Kemacetan merupakan permasalahan umum dalam
transportasi, terutama di Indonesia. Salah satu cara untuk mengurangi
permasalahan tersebut adalah dengan melakukan perencanaan yang akurat. Pada
penelitian ini dilakukan perencanaan transportasi dengan wilayah kajian Solo
Raya. Penelitian ini bertujuan untuk mengetahui distribusi pergerakan kendaraan
di Solo Raya yang direpresentasikan oleh Matriks Asal Tujuan (MAT). MAT
merupakan representasi distribusi pergerakan yang diperoleh dari hasil pelaksanaan
survei arus lalu lintas pada ruas jaringan jalan. Hasil survei arus lalu lintas
menjadi data primer dalam penelitian ini, sedangkan data sekunder diperoleh dari
instansi terkait. Data-data tersebut digunakan untuk menghitung data kapasitas,
kecepatan arus bebas, dan waktu tempuh dengan mengacu Manual Kapasitas Jalan Indonesia
(MKJI 1997). Estimasi MAT 2023 menggunakan program Equilibre Multimodal,
Multimodal Equilibrium (EMME/4). Metode pembebanan yang digunakan adalah metode
User’s Equilibrium. Pemodelan transportasi menggunakan metode penaksiran
kemiripan maksimum (KM) dan fungsi hambatan eksponensial negatif dengan bantuan
program Microsoft Excel.
Berdasarkan estimasi distribusi pergerakan Solo Raya
2023, diperoleh total pergerakan sebesar 34428 smp/jam. Nilai parameter ?

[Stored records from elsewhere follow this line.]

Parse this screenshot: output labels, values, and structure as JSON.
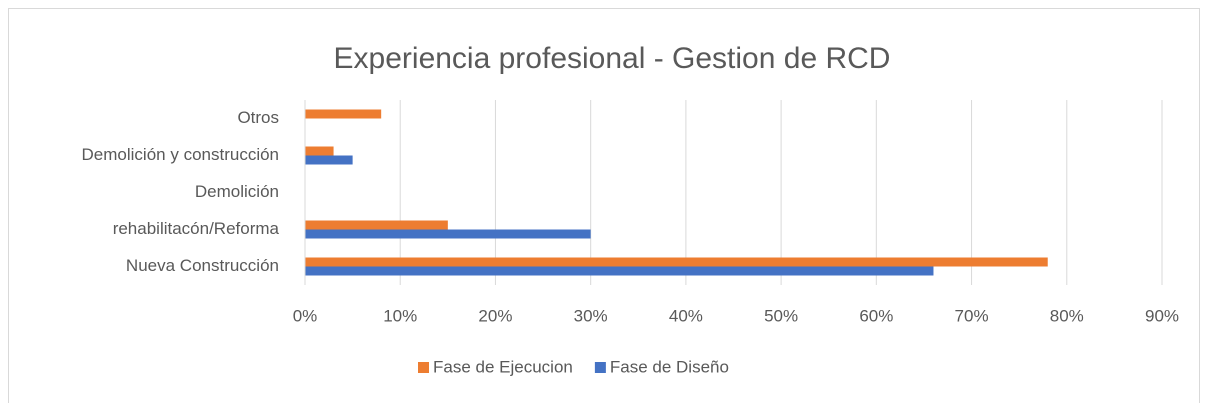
{
  "chart_data": {
    "type": "bar",
    "orientation": "horizontal",
    "title": "Experiencia profesional - Gestion de RCD",
    "categories": [
      "Nueva Construcción",
      "rehabilitacón/Reforma",
      "Demolición",
      "Demolición y construcción",
      "Otros"
    ],
    "series": [
      {
        "name": "Fase de Ejecucion",
        "color": "#ed7d31",
        "values": [
          78,
          15,
          0,
          3,
          8
        ]
      },
      {
        "name": "Fase de Diseño",
        "color": "#4472c4",
        "values": [
          66,
          30,
          0,
          5,
          0
        ]
      }
    ],
    "xlim": [
      0,
      90
    ],
    "xticks": [
      {
        "value": 0,
        "label": "0%"
      },
      {
        "value": 10,
        "label": "10%"
      },
      {
        "value": 20,
        "label": "20%"
      },
      {
        "value": 30,
        "label": "30%"
      },
      {
        "value": 40,
        "label": "40%"
      },
      {
        "value": 50,
        "label": "50%"
      },
      {
        "value": 60,
        "label": "60%"
      },
      {
        "value": 70,
        "label": "70%"
      },
      {
        "value": 80,
        "label": "80%"
      },
      {
        "value": 90,
        "label": "90%"
      }
    ],
    "grid": true,
    "legend": "bottom"
  }
}
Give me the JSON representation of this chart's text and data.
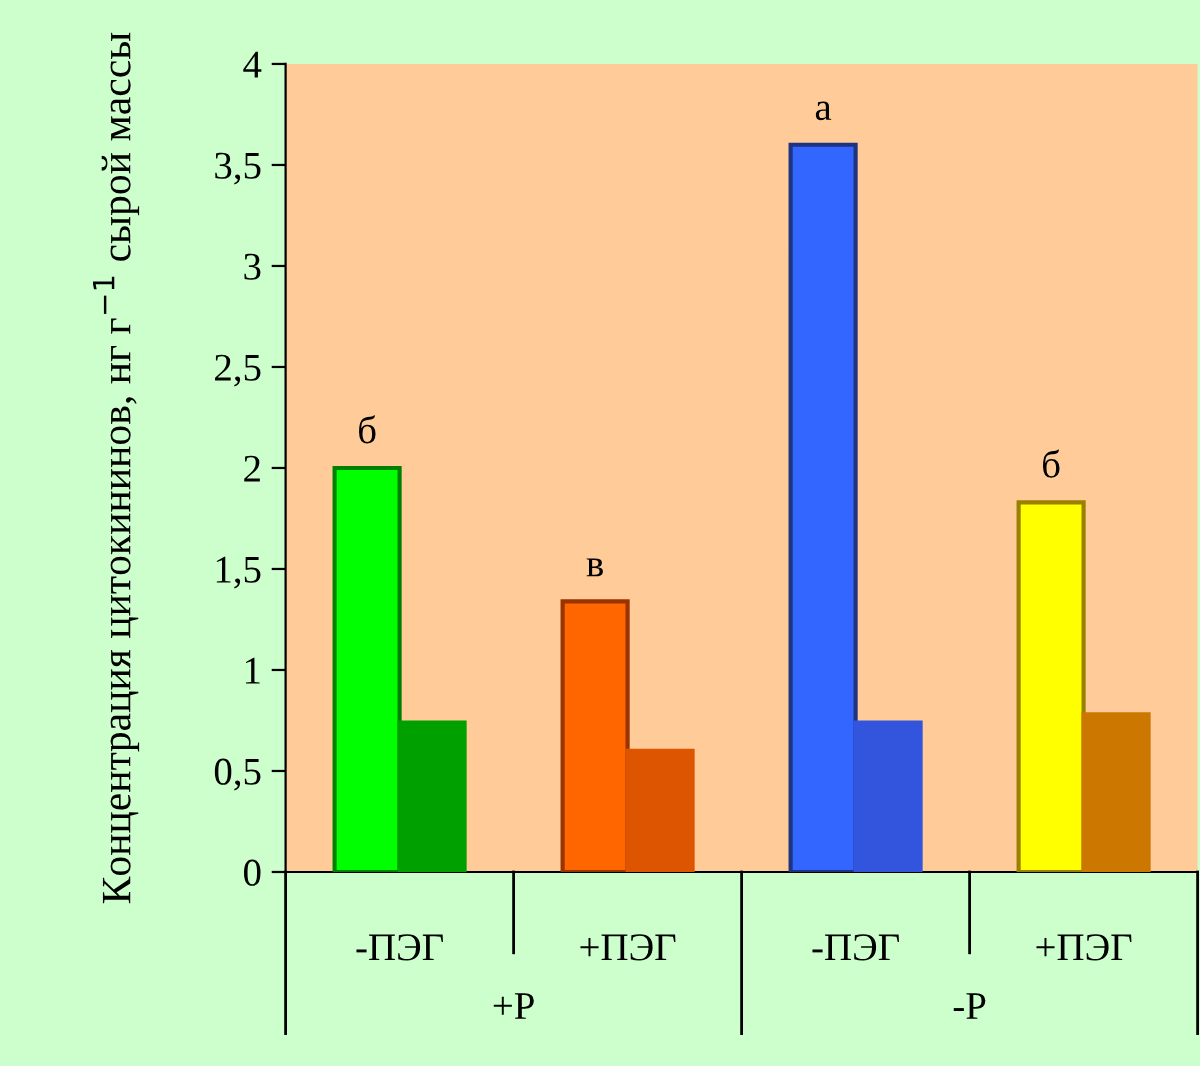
{
  "chart_data": {
    "type": "bar",
    "ylabel": "Концентрация цитокининов, нг г$^{−1}$ сырой массы",
    "categories": [
      "-ПЭГ",
      "+ПЭГ",
      "-ПЭГ",
      "+ПЭГ"
    ],
    "series": [
      {
        "colors": [
          "#00ff00",
          "#ff6600",
          "#3366ff",
          "#ffff00"
        ],
        "values": [
          2.0,
          1.34,
          3.6,
          1.83
        ]
      },
      {
        "colors": [
          "#00a000",
          "#dd5500",
          "#3355dd",
          "#cc7700"
        ],
        "values": [
          0.74,
          0.6,
          0.74,
          0.78
        ]
      }
    ],
    "annotations": [
      "б",
      "в",
      "а",
      "б",
      "+P",
      "-P"
    ],
    "ylim": [
      0,
      4
    ],
    "yticks": [
      0,
      {
        "value": 0.5,
        "label": "0,5"
      },
      1,
      {
        "value": 1.5,
        "label": "1,5"
      },
      2,
      {
        "value": 2.5,
        "label": "2,5"
      },
      3,
      {
        "value": 3.5,
        "label": "3,5"
      },
      4
    ],
    "grid": false,
    "legend": false
  }
}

diperoleh sebesar 0,0796 dengan nilai uji validitas data (R2) yaitu 0,817. Pola
pergerakan antar zona terbagi menjadi zona internal-internal, zona
eksternal-internal, zona internal-eksternal, dan zona eksternal-eksternal yang
besarnya secara berurutan adalah 21639, 6117, 5291, dan 1382 dalam satuan
smp/jam. Berdasarkan pola pergerakan tersebut, diperoleh nilai bangkitan
tertinggi di Kabupaten Sukoharjo sebesar 7029 smp/jam, sedangkan nilai tarikan
tertinggi di Kota Surakarta sebesar 8779 smp/jam. Penelitian ini diharapkan
dapat berkontribusi kepada instansi terkait dalam perencanaan transportasi di
Solo Raya dan dapat dilakukan penyempurnaan pada penelitian selanjutnya, dengan
menambahkan data jaringan jalan kolektor maupun lokal.